STRUCTURE-RESISTANCE RELATIONSHIP OF 3D PRINTED ELECTRICALLY CONDUCTIVE WOODPILE-STRUCTURED METAMATERIALS

This work proposes metamaterial with a woodpile arrangement constructed of its electrically conductive constituent material. Electromechanical response of woodpile structured metamaterials, when compressed, was experimentally studied. Specifically, when they are compressed in the stacking direction, with struts symmetrically staggered in alternating layers. Additive manufacturing has enabled the fabrication of metamaterials with tunable electromechanical properties. Herein, the structure-resistance relationship was established as a function of microstructural parameters described by the geometry of the repetitive elements of the structure, such as characteristic diameter, length, or thickness. The relationship also can be expressed in the form of relative density. We found that conductive metamaterials with staggered-woodpile architecture could effectively manipulate the electrical properties when compressed due to their local bending motions and contact between members.
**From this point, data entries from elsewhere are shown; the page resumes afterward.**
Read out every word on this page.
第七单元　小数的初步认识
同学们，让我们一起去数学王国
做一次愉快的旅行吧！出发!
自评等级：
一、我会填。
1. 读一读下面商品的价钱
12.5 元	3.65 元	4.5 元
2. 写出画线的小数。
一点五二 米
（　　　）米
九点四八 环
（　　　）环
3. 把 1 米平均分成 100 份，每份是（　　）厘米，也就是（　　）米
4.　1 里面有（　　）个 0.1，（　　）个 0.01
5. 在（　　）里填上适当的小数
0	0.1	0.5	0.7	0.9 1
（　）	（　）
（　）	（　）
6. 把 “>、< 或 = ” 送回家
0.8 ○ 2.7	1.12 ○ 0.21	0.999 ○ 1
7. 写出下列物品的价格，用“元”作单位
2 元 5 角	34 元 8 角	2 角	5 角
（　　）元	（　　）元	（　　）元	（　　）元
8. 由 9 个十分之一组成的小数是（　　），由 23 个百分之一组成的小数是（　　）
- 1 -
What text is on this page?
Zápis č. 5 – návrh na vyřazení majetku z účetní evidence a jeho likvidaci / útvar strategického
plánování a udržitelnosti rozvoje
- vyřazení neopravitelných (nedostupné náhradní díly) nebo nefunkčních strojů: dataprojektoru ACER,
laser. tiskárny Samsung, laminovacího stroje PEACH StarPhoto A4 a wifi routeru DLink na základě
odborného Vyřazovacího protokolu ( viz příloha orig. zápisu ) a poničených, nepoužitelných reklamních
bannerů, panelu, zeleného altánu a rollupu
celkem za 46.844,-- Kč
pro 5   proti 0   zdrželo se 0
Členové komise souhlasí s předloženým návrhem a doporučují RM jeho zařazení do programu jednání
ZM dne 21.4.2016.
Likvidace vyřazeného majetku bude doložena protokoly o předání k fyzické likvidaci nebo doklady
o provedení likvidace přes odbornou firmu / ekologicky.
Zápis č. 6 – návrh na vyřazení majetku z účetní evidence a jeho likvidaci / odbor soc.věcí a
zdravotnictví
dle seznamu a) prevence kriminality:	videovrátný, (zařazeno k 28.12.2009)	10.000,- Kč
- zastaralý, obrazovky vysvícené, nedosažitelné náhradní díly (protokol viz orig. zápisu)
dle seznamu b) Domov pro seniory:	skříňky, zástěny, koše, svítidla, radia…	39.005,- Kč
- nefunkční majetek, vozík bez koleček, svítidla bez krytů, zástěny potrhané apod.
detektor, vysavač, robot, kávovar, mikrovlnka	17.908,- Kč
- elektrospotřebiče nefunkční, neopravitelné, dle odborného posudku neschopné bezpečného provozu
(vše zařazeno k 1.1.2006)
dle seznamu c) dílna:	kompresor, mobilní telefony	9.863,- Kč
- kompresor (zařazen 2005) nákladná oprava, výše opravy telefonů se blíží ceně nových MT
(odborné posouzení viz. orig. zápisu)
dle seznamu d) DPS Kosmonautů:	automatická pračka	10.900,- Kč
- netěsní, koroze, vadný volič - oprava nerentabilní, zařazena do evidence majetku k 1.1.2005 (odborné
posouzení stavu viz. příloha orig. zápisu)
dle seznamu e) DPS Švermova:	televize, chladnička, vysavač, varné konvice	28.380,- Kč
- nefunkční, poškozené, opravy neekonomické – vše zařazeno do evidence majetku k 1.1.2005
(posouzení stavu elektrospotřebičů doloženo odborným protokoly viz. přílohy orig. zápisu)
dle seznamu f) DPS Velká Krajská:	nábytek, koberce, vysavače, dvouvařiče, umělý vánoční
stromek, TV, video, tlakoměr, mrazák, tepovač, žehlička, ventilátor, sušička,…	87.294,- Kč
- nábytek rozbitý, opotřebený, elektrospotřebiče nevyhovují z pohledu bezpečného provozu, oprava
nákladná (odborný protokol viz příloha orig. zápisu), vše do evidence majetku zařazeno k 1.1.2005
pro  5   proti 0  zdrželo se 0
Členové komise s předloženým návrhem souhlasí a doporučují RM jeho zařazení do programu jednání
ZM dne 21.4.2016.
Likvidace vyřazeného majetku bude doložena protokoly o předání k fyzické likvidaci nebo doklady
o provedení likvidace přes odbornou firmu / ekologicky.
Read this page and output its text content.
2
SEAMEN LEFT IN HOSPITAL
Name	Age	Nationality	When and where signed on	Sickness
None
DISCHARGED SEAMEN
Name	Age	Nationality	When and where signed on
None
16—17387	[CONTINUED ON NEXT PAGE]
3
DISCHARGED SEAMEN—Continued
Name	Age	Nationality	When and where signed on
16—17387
Such metamaterials could have high sensitivity as well as high stiffness - low sensitivity by controlling the spacing and diameter of struts. The findings from this study suggest that structured woodpile metamaterials are promising as strain sensors when mechanically implied or human-induced forces are present. When loaded at similar to 3 % compressive strain, the materials appeared to have a typical transition phase from high to low resistance.